Where the AI Terrarium began:

What started as a “risky” idea from Chuang, has since evolved into an interdisciplinary research project with real potential for positive impacts on society. Sijia Yang, assistant professor at the School of Journalism and Mass Communication (SJMC) and a co-principal investigator of the AI terrarium project, applauds Chuang’s vision and his efforts thus far.

“I could say this whole grand project wouldn’t really exist without his inspiration,” Yang said.

Intrigued by the chaos and aftermath of the COVID-19 pandemic, Chuang realized how an artificial environment made to simulate real-world interactions could help in the future.

“There was a lot of information—and misinformation—being spread on social media, and people were arguing past each other,” said Chuang, “That’s when I began to think about whether it’s possible to predict and simulate how information spreads and devise better intervention strategies.”

So, as a PhD student, Chuang proposed his idea to various professors and researchers in the hopes of getting a team together. To his relief, the project began gaining traction among psychology and communication scholars and soon took off. And Chuang’s influence and drive didn’t stop there.

“He’s been really one of the major architects,” Yang said, “He thinks about ‘how do we manage the whole data structure on the back end? What kind of projects do we run?’”

After completing his PhD at UW-Madison, Chuang continues to guide the AI Terrarium’s technical direction as an unpaid Honorary Fellow at UW–Madison.

What is the AI Terrarium, and how does it work?

Other studies and projects have looked at similar ideas; however, the AI Terrarium combines the power of previous AI agents with large-scale ChatGPT-like models. But before the large-language-model AI agents can communicate or engage in persuasive conversations, the research team must first build them with human characteristics and demographics, creating what they call “digital twins.” These AI counterparts are designed to reflect the ways real humans think, disagree, and respond to information. Chuang defines these AI-human twins as “an AI agent powered by large language models (LLMs) such as ChatGPT, designed to stand in for a real person in a simulation. Instead of being a generic chatbot, each digital twin role-plays a specific individual with their own background, political leanings, and a rich web of beliefs learned from human data and then updates those beliefs using psychologically grounded rules.”

Once created, the model agents role-play people with different decision-making processes, including distinct cognitive or conformity biases. The researchers can then place these agents into different situations, with different visual and written messages, to observe how beliefs and persuasion evolve through interaction.

Why is the AI Terrarium important?

So why doesn’t the research team just test these persuasive messages on real people? By creating the controlled environment of the AI Terrarium, the researchers can filter through effective persuasive messages faster and for a lower cost. For public health campaigns, the process of testing strategies and gathering human data can be rigorous, time-consuming and inefficient.  Yang believes that the work they’re doing could help organizations exponentially.

“[Public health agencies and organizations] don’t have the money, the funding or, really, the personnel to help with this type of rigorous message testing and the campaign planning skills and experiences.

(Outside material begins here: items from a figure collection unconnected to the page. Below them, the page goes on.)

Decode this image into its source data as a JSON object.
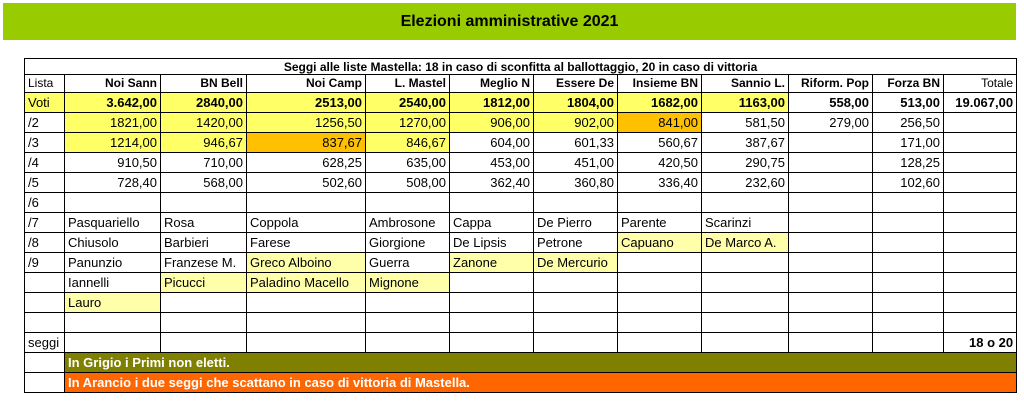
{
  "title": "Elezioni amministrative 2021",
  "header": "Seggi alle liste Mastella: 18 in caso di sconfitta al ballottaggio, 20 in caso di vittoria",
  "columns": {
    "c0": "Lista",
    "c1": "Noi Sann",
    "c2": "BN Bell",
    "c3": "Noi Camp",
    "c4": "L. Mastel",
    "c5": "Meglio N",
    "c6": "Essere De",
    "c7": "Insieme BN",
    "c8": "Sannio L.",
    "c9": "Riform. Pop",
    "c10": "Forza BN",
    "c11": "Totale"
  },
  "rows": {
    "voti": {
      "label": "Voti",
      "v1": "3.642,00",
      "v2": "2840,00",
      "v3": "2513,00",
      "v4": "2540,00",
      "v5": "1812,00",
      "v6": "1804,00",
      "v7": "1682,00",
      "v8": "1163,00",
      "v9": "558,00",
      "v10": "513,00",
      "v11": "19.067,00"
    },
    "d2": {
      "label": "/2",
      "v1": "1821,00",
      "v2": "1420,00",
      "v3": "1256,50",
      "v4": "1270,00",
      "v5": "906,00",
      "v6": "902,00",
      "v7": "841,00",
      "v8": "581,50",
      "v9": "279,00",
      "v10": "256,50"
    },
    "d3": {
      "label": "/3",
      "v1": "1214,00",
      "v2": "946,67",
      "v3": "837,67",
      "v4": "846,67",
      "v5": "604,00",
      "v6": "601,33",
      "v7": "560,67",
      "v8": "387,67",
      "v10": "171,00"
    },
    "d4": {
      "label": "/4",
      "v1": "910,50",
      "v2": "710,00",
      "v3": "628,25",
      "v4": "635,00",
      "v5": "453,00",
      "v6": "451,00",
      "v7": "420,50",
      "v8": "290,75",
      "v10": "128,25"
    },
    "d5": {
      "label": "/5",
      "v1": "728,40",
      "v2": "568,00",
      "v3": "502,60",
      "v4": "508,00",
      "v5": "362,40",
      "v6": "360,80",
      "v7": "336,40",
      "v8": "232,60",
      "v10": "102,60"
    },
    "d6": {
      "label": "/6"
    },
    "d7": {
      "label": "/7",
      "v1": "Pasquariello",
      "v2": "Rosa",
      "v3": "Coppola",
      "v4": "Ambrosone",
      "v5": "Cappa",
      "v6": "De Pierro",
      "v7": "Parente",
      "v8": "Scarinzi"
    },
    "d8": {
      "label": "/8",
      "v1": "Chiusolo",
      "v2": "Barbieri",
      "v3": "Farese",
      "v4": "Giorgione",
      "v5": "De Lipsis",
      "v6": "Petrone",
      "v7": "Capuano",
      "v8": "De Marco A."
    },
    "d9": {
      "label": "/9",
      "v1": "Panunzio",
      "v2": "Franzese M.",
      "v3": "Greco Alboino",
      "v4": "Guerra",
      "v5": "Zanone",
      "v6": "De Mercurio"
    },
    "n10": {
      "v1": "Iannelli",
      "v2": "Picucci",
      "v3": "Paladino Macello",
      "v4": "Mignone"
    },
    "n11": {
      "v1": "Lauro"
    },
    "seggi": {
      "label": "seggi",
      "total": "18 o 20"
    }
  },
  "legend": {
    "grey": "In Grigio i Primi non eletti.",
    "orange": "In Arancio i due seggi che scattano in caso di vittoria di Mastella."
  },
  "colors": {
    "title_bg": "#99cc00",
    "yellow": "#ffff66",
    "orange": "#ffc000",
    "light_yellow": "#ffffaa",
    "legend_grey": "#808000",
    "legend_orange": "#ff6600"
  }
}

So partially, if this technology or this whole approach is useful, I can imagine it could be a very scalable approach to really improve their messaging capacity,” Yang said.

By testing messages about tobacco control, the HPV vaccine and abortion within the AI Terrarium, researchers can narrow hundreds of potential public health strategies down to the 10 most effective. And public health isn’t the only opportunity for application. Policymakers, brands, newsrooms and even the everyday human posting on social media can use the findings of the AI Terrarium in the creation of their future messages.

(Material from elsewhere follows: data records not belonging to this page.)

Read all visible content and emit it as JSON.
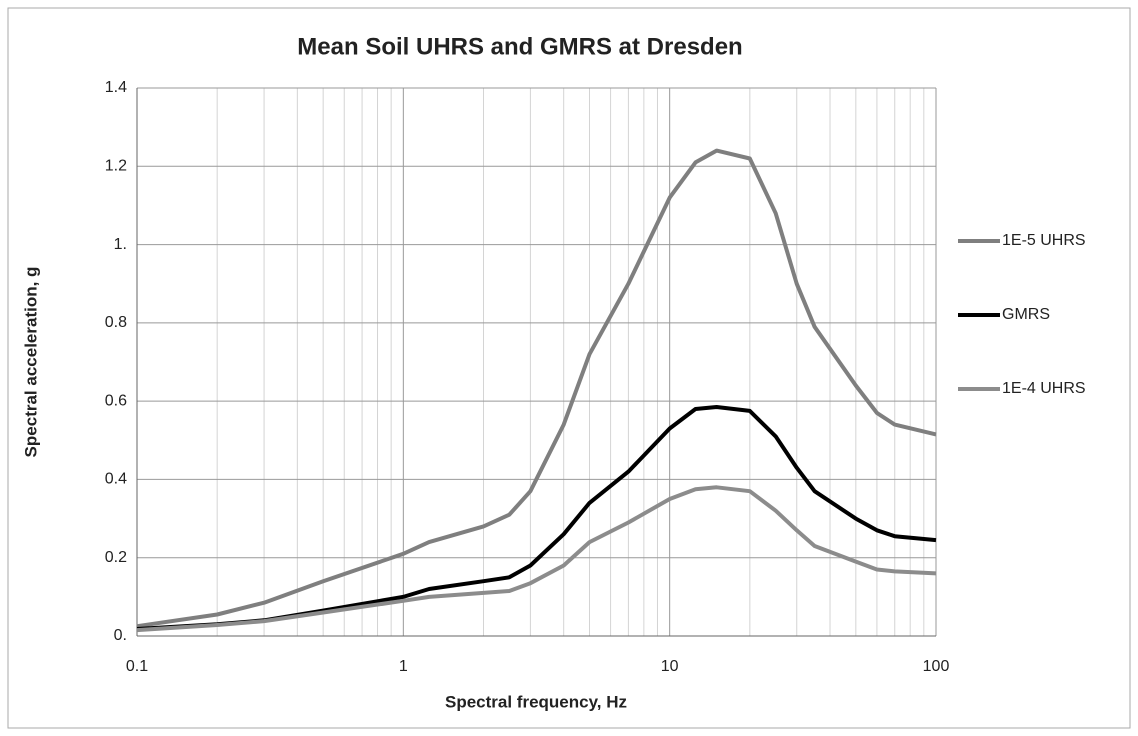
{
  "chart_data": {
    "type": "line",
    "title": "Mean Soil UHRS and GMRS at Dresden",
    "x_label": "Spectral frequency, Hz",
    "y_label": "Spectral acceleration, g",
    "x": [
      0.1,
      0.2,
      0.3,
      0.5,
      1,
      1.25,
      2,
      2.5,
      3,
      4,
      5,
      7,
      10,
      12.5,
      15,
      20,
      25,
      30,
      35,
      50,
      60,
      70,
      100
    ],
    "series": [
      {
        "name": "1E-5 UHRS",
        "color": "#7f7f7f",
        "values": [
          0.025,
          0.055,
          0.085,
          0.14,
          0.21,
          0.24,
          0.28,
          0.31,
          0.37,
          0.54,
          0.72,
          0.9,
          1.12,
          1.21,
          1.24,
          1.22,
          1.08,
          0.9,
          0.79,
          0.64,
          0.57,
          0.54,
          0.515
        ]
      },
      {
        "name": "GMRS",
        "color": "#000000",
        "values": [
          0.018,
          0.03,
          0.04,
          0.065,
          0.1,
          0.12,
          0.14,
          0.15,
          0.18,
          0.26,
          0.34,
          0.42,
          0.53,
          0.58,
          0.585,
          0.575,
          0.51,
          0.43,
          0.37,
          0.3,
          0.27,
          0.255,
          0.245
        ]
      },
      {
        "name": "1E-4 UHRS",
        "color": "#8c8c8c",
        "values": [
          0.015,
          0.028,
          0.038,
          0.06,
          0.09,
          0.1,
          0.11,
          0.115,
          0.135,
          0.18,
          0.24,
          0.29,
          0.35,
          0.375,
          0.38,
          0.37,
          0.32,
          0.27,
          0.23,
          0.19,
          0.17,
          0.165,
          0.16
        ]
      }
    ],
    "xscale": "log",
    "xlim": [
      0.1,
      100
    ],
    "xticks": [
      0.1,
      1,
      10,
      100
    ],
    "ylim": [
      0,
      1.4
    ],
    "yticks": [
      {
        "value": 0,
        "label": "0."
      },
      0.2,
      0.4,
      0.6,
      0.8,
      {
        "value": 1,
        "label": "1."
      },
      1.2,
      1.4
    ],
    "grid": true,
    "legend": "right"
  }
}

“This is a quintessential Wisconsin story,” SJMC Professor Dhavan Shah, another co-principal investigator, said, “We combined cognitive theory, computational modeling and communication science to make AI societies more human‑like and therefore more useful for the public good.”

The future of the AI Terrarium:

Now the team hopes to fine-tune the concept, creating smaller-group discussions between agents, and programming them with more specific human traits. The AI Terrarium has the potential to test visual persuasive images as well, which would offer an even deeper evaluation of human conversation exchanges.

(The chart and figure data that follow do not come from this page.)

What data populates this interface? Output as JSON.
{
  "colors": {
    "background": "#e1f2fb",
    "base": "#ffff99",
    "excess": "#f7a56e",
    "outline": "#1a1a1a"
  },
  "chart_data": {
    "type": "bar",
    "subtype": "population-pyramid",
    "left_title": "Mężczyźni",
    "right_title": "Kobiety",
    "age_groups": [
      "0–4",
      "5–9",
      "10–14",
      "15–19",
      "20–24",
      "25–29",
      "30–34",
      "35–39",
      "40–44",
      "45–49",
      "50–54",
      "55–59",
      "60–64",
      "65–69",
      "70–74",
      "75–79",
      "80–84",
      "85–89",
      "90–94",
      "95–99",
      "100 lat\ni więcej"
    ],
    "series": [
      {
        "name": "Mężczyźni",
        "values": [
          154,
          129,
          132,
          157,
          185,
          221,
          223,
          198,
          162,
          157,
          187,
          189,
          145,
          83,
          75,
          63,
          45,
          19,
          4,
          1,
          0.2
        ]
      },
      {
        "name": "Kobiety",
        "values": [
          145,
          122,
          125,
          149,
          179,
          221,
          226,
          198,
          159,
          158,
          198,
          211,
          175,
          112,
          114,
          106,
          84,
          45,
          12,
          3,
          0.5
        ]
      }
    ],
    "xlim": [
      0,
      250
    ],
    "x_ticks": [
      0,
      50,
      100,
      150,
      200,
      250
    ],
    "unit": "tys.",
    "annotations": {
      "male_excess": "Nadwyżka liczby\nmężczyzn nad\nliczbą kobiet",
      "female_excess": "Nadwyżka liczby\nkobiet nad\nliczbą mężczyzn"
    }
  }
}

With the help from departments across campus, this ecosystem of AI agents is capable of making real change to our modern world.

“It’s a huge bet, and it was also very risky in the start, so I really appreciate Dhavan, Sijia, Tim and everyone’s support in this vision,” said Chuang.

As the AI Terrarium continues to evolve, its potential extends far beyond the lab. From improving public health campaigns to helping policymakers and communicators understand human behavior, this AI ecosystem could transform the way messages shape beliefs in the real world.